Maybe you feel a sense of spaciousness.

You definitely feel cleaner. (Or at least your space does.)

Allow me to testify that no, you’re not making this up. Experiencing the sensations of clarity, lightness, increased energy, happiness, and spaciousness is not uncommon at all after a good ‘ol scrubba-dub-dub throughout the house.

We’re simply not used to thinking about it this way.

Let’s be honest, housework has the worst rap ever.

It’s the classic task we hire OTHER people to do.

It’s gross. Toilets? NO!

It’s a bother, it’s never ending and it takes forever.

But people, it really is your dirt.

The truth is that we create our own messes. All of it. And then, when actual dirt, grim and disorder builds up in our home, we expect others to come along and clean it up. I get it. That makes sense. No judgment.

(And don’t panic, I’m not saying you have to get up now and go clean your house to within an inch of its life.)

But, let’s say you make a total mess of your most favorite relationship in your life. I mean, you really really screw things up GOOD and would do anything to fix it. It would be ludicrous to imagine hiring a stand-in person to go fix it for you and expect your relationship to get better.

What you’d do instead is you would go see a professional, you would sit in the uncomfortable saggy couch next to your hopefully soon-to-be-favorite person again, and you would do the hard work. You’d look at what happened, what you did, what you said, what your part in the mess was and you’d take some action.

The point is, you’d clean up your mess.

So to suggest that intentional cleaning and organizing our spaces is intricately tied to an actual sense of well being and betterment is not that far off base.

What we need to start imagining and then adopting is that our psyches instinctually do reorder and make sense of our world when we put a little elbow grease into the equation. Cleaning might even be likened to a zero cost version of therapy – a two-fer! Woohoo!

And here’s why.

Maybe you hate your job.

Maybe you are unhappy in your marriage/relationship.

Maybe you have a big decision to make and you don’t know what to do.

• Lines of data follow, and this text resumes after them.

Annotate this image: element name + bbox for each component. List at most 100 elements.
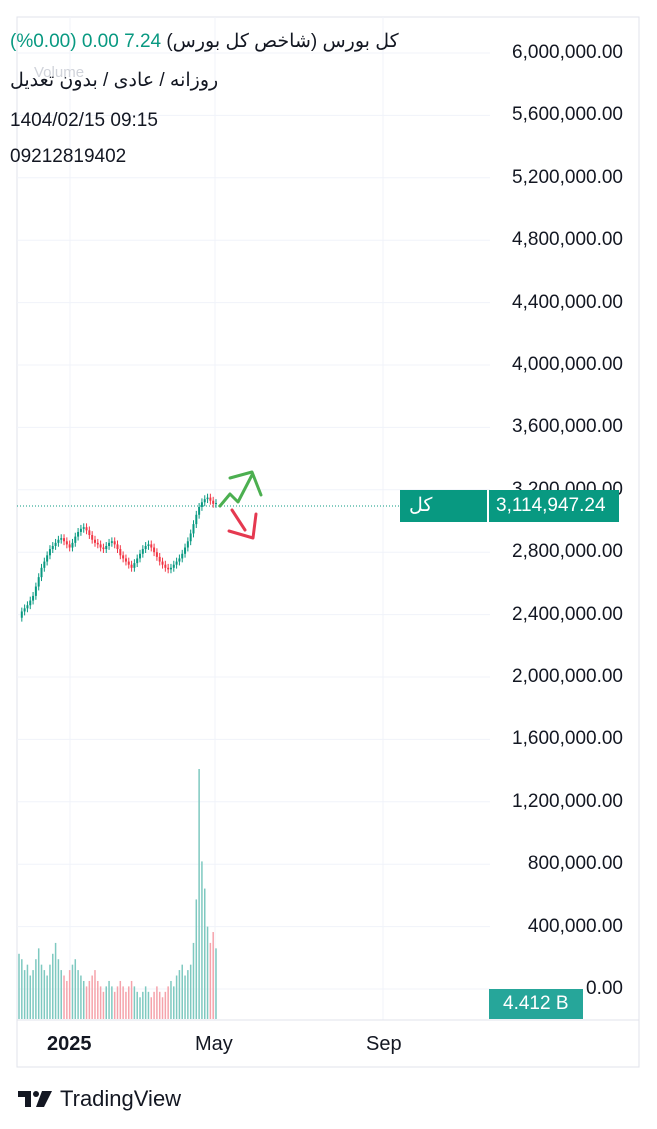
candle-body: [96, 542, 99, 545]
volume-bar: [43, 970, 46, 1019]
candles: [20, 493, 217, 622]
volume-bar: [130, 980, 133, 1019]
candle-body: [189, 533, 192, 542]
volume-bar: [111, 986, 113, 1019]
candle-body: [57, 539, 60, 543]
y-tick-label: 3,600,000.00: [512, 416, 623, 438]
candle-body: [184, 547, 187, 554]
volume-bar: [88, 980, 91, 1019]
volume-bar: [198, 769, 200, 1019]
volume-bar: [128, 986, 130, 1019]
volume-bar: [178, 970, 181, 1019]
candle-body: [150, 544, 153, 548]
volume-bar: [63, 975, 65, 1019]
candle-body: [60, 538, 63, 540]
grid-lines: [17, 17, 490, 1020]
candle-body: [77, 531, 80, 537]
volume-bar: [144, 986, 147, 1019]
candle-body: [158, 556, 161, 562]
candle-body: [127, 561, 130, 565]
candle-body: [178, 558, 181, 562]
chart-frame: [16, 16, 640, 1068]
candle-body: [200, 502, 203, 507]
candle-body: [102, 547, 105, 550]
candle-body: [133, 563, 136, 568]
volume-bar: [147, 991, 150, 1019]
candle-body: [167, 567, 170, 570]
volume-bar: [66, 980, 68, 1019]
y-tick-label: 4,800,000.00: [512, 229, 623, 251]
y-tick-label: 2,000,000.00: [512, 666, 623, 687]
candle-body: [153, 547, 156, 553]
symbol-legend[interactable]: کل بورس (شاخص کل بورس) 7.24 0.00 (0.00%): [10, 30, 399, 53]
volume-bar: [102, 991, 105, 1019]
candle-body: [110, 541, 113, 543]
candle-body: [144, 545, 147, 550]
volume-bar: [80, 975, 82, 1019]
volume-bar: [46, 975, 48, 1019]
volume-bar: [52, 953, 54, 1019]
x-tick-label: May: [195, 1033, 233, 1055]
candle-body: [212, 500, 215, 504]
volume-bar: [23, 970, 26, 1019]
candle-body: [116, 544, 119, 550]
volume-bar: [18, 953, 20, 1019]
candle-body: [26, 605, 29, 609]
candle-body: [34, 586, 37, 596]
candle-body: [71, 542, 74, 548]
volume-bar: [116, 986, 119, 1019]
volume-bar: [175, 975, 178, 1019]
volume-bar: [119, 980, 122, 1019]
volume-bar: [26, 964, 29, 1019]
volume-bar: [195, 899, 198, 1019]
candle-body: [141, 549, 144, 554]
symbol-title: کل بورس (شاخص کل بورس): [166, 31, 399, 52]
y-tick-label: 400,000.00: [527, 915, 623, 937]
y-tick-label: 0.00: [586, 978, 623, 999]
y-tick-label: 5,200,000.00: [512, 166, 623, 188]
candle-body: [209, 497, 212, 501]
candle-body: [65, 541, 68, 545]
brand-logo[interactable]: TradingView: [18, 1086, 181, 1112]
candle-body: [124, 558, 127, 562]
volume-bar: [153, 991, 155, 1019]
volume-bar: [192, 942, 195, 1019]
volume-bar: [161, 997, 164, 1019]
last-price-tag[interactable]: 3,114,947.24: [489, 490, 619, 522]
volume-bar: [164, 991, 167, 1019]
y-tick-label: 1,600,000.00: [512, 728, 623, 750]
y-tick-label: 5,600,000.00: [512, 104, 623, 126]
volume-bar: [40, 964, 43, 1019]
volume-bars: [18, 769, 217, 1019]
up-arrow-icon: [218, 470, 263, 508]
x-tick-label: 2025: [47, 1033, 92, 1055]
candle-body: [113, 541, 116, 545]
volume-bar: [187, 970, 189, 1019]
candle-body: [68, 544, 71, 548]
candle-body: [139, 553, 142, 559]
volume-bar: [156, 986, 158, 1019]
volume-bar: [37, 948, 40, 1019]
candle-body: [29, 600, 32, 606]
volume-bar: [206, 926, 209, 1019]
symbol-name-tag[interactable]: کل بورس: [400, 490, 487, 548]
volume-tag[interactable]: 4.412 B: [489, 989, 583, 1019]
candle-body: [37, 577, 40, 587]
candle-body: [48, 549, 51, 556]
candle-body: [23, 608, 26, 612]
y-tick-label: 2,800,000.00: [512, 541, 623, 563]
volume-bar: [170, 980, 172, 1019]
candle-body: [172, 564, 175, 568]
tradingview-logo-icon: [18, 1091, 52, 1107]
candle-body: [88, 530, 91, 536]
candle-body: [175, 561, 178, 565]
candle-body: [32, 595, 35, 601]
volume-bar: [74, 959, 77, 1019]
candle-body: [108, 542, 111, 546]
candle-body: [147, 544, 150, 546]
volume-bar: [29, 975, 32, 1019]
candle-body: [164, 564, 167, 568]
x-tick-label: Sep: [366, 1033, 402, 1055]
candle-body: [161, 561, 164, 565]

There are so many possible “maybe’s”, so pick your favorite scary scenario and imagine it now.

You don’t know what to do but your mind is racing and you’re going down the rabbit hole, fast. You think…

  • If you could just talk to someone! (No-one is around.)
  • I’ll just check Facebook, Instagram and Twitter a million times. (You feel worse. Much worse.)
  • I’ll have a glass of wine or a bottle…or a few bottles. (SUCH a bad idea – now you’re miserable and you have a bad hangover)

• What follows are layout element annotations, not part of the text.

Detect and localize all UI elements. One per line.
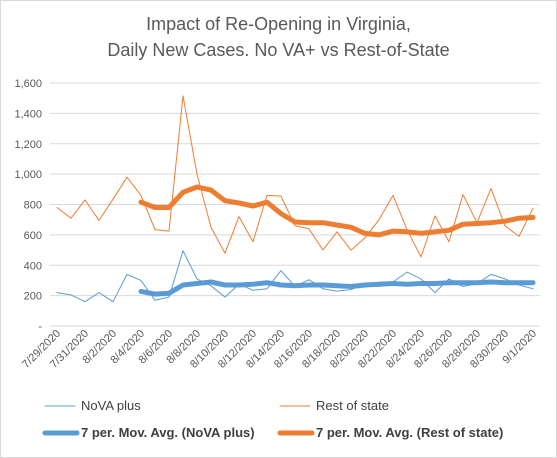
- y-tick-label: 1,000: [14, 169, 42, 181]
- series-line-1: [56, 95, 534, 258]
- y-tick-label: 400: [24, 260, 42, 272]
- chart-subtitle: Daily New Cases. No VA+ vs Rest-of-State: [107, 40, 450, 60]
- y-tick-label: 1,600: [14, 78, 42, 90]
- y-tick-label: 600: [24, 230, 42, 242]
- y-tick-label: 1,200: [14, 139, 42, 151]
- legend-label: NoVA plus: [81, 398, 141, 413]
- legend-label: 7 per. Mov. Avg. (NoVA plus): [81, 425, 255, 440]
- y-tick-label: 200: [24, 291, 42, 303]
- series-line-0: [56, 250, 534, 303]
- legend-label: Rest of state: [316, 398, 389, 413]
- y-tick-label: -: [38, 321, 42, 333]
- series-line-3: [138, 184, 536, 238]
- y-tick-label: 800: [24, 200, 42, 212]
- legend-label: 7 per. Mov. Avg. (Rest of state): [316, 425, 503, 440]
- series-line-2: [138, 279, 536, 297]
- y-tick-label: 1,400: [14, 108, 42, 120]
- chart-title: Impact of Re-Opening in Virginia,: [146, 14, 411, 34]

But you have this energy burbling around inside of you or maybe even worse, you have no energy at all.

This is when, the best thing that you can do, is to DO something.

Get into action.

It doesn’t have to be grandiose. In fact, don’t make it grandiose at all. It doesn’t have to cost anything. Perfect. Spending zero dollars sounds good, right? It doesn’t have to require analysis paralysis. But if you’re feeling lousy and about ready to push the GO LIVE button on your scary story, doing something will bum rush the icky feelings threatening to clobber you.

One of the most powerfully simple “something’s” you can do is to use your space, right there in front of you, to transform your present tense.

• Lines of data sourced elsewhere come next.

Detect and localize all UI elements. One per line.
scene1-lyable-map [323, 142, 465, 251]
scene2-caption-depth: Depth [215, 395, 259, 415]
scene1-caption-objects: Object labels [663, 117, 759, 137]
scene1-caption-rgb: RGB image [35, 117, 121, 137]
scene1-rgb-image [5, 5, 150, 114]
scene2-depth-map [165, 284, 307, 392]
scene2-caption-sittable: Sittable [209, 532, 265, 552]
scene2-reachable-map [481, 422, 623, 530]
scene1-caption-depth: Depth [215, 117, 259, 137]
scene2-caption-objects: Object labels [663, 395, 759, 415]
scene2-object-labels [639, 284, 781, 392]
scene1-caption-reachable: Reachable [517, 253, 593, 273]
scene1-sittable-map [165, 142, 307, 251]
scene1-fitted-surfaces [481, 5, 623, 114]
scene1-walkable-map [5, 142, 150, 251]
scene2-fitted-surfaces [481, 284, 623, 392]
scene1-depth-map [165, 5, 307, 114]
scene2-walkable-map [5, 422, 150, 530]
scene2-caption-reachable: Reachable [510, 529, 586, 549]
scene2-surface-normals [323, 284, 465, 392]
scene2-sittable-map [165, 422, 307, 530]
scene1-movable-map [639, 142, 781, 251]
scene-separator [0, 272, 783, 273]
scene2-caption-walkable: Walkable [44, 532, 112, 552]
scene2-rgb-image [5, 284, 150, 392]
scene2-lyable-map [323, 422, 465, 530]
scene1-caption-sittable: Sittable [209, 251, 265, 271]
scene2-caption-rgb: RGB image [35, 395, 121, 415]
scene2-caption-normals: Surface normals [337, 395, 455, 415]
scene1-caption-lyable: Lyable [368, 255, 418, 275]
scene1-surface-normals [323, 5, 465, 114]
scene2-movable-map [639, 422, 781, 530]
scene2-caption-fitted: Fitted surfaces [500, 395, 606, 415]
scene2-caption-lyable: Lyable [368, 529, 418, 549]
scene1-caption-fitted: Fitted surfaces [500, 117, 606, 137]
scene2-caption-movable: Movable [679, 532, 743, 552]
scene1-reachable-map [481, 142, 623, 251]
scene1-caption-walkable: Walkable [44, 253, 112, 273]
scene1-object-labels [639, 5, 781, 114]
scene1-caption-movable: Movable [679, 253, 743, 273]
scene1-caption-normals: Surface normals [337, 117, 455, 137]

Use your sardine packed closet to help unfold the parts inside of you that need to breathe. Use your kiddo’s toy room to unwind that tightrope like energy in your body. Use the crowded utensil drawer to loosen up and diffuse the ensuing freak out right under your skin.

Your space is safe, it’s your container on this planet, you can do this alone, you don’t have to know how and you need very little supplies.

As you engage in this experience, stay open minded, be curious and expect there to be some level of relief or positive benefit while loosely holding onto what the outcome might be. For example, when you go to a spin class or you see a therapist, you expect to feel something or to have some sort of shift or change occur, right? Same idea here.

And you just might find that you:

Feel clearer, lighter, and more energized.

Feel a greater sense of happiness and spaciousness.

You definitely feel cleaner. Or at least your space does.

Slow down. Keep it simple. Start with something small. A closet. A bathroom drawer. Your guest bathroom. The trunk of your car.

Or go big and dump out the whole damn dollhouse.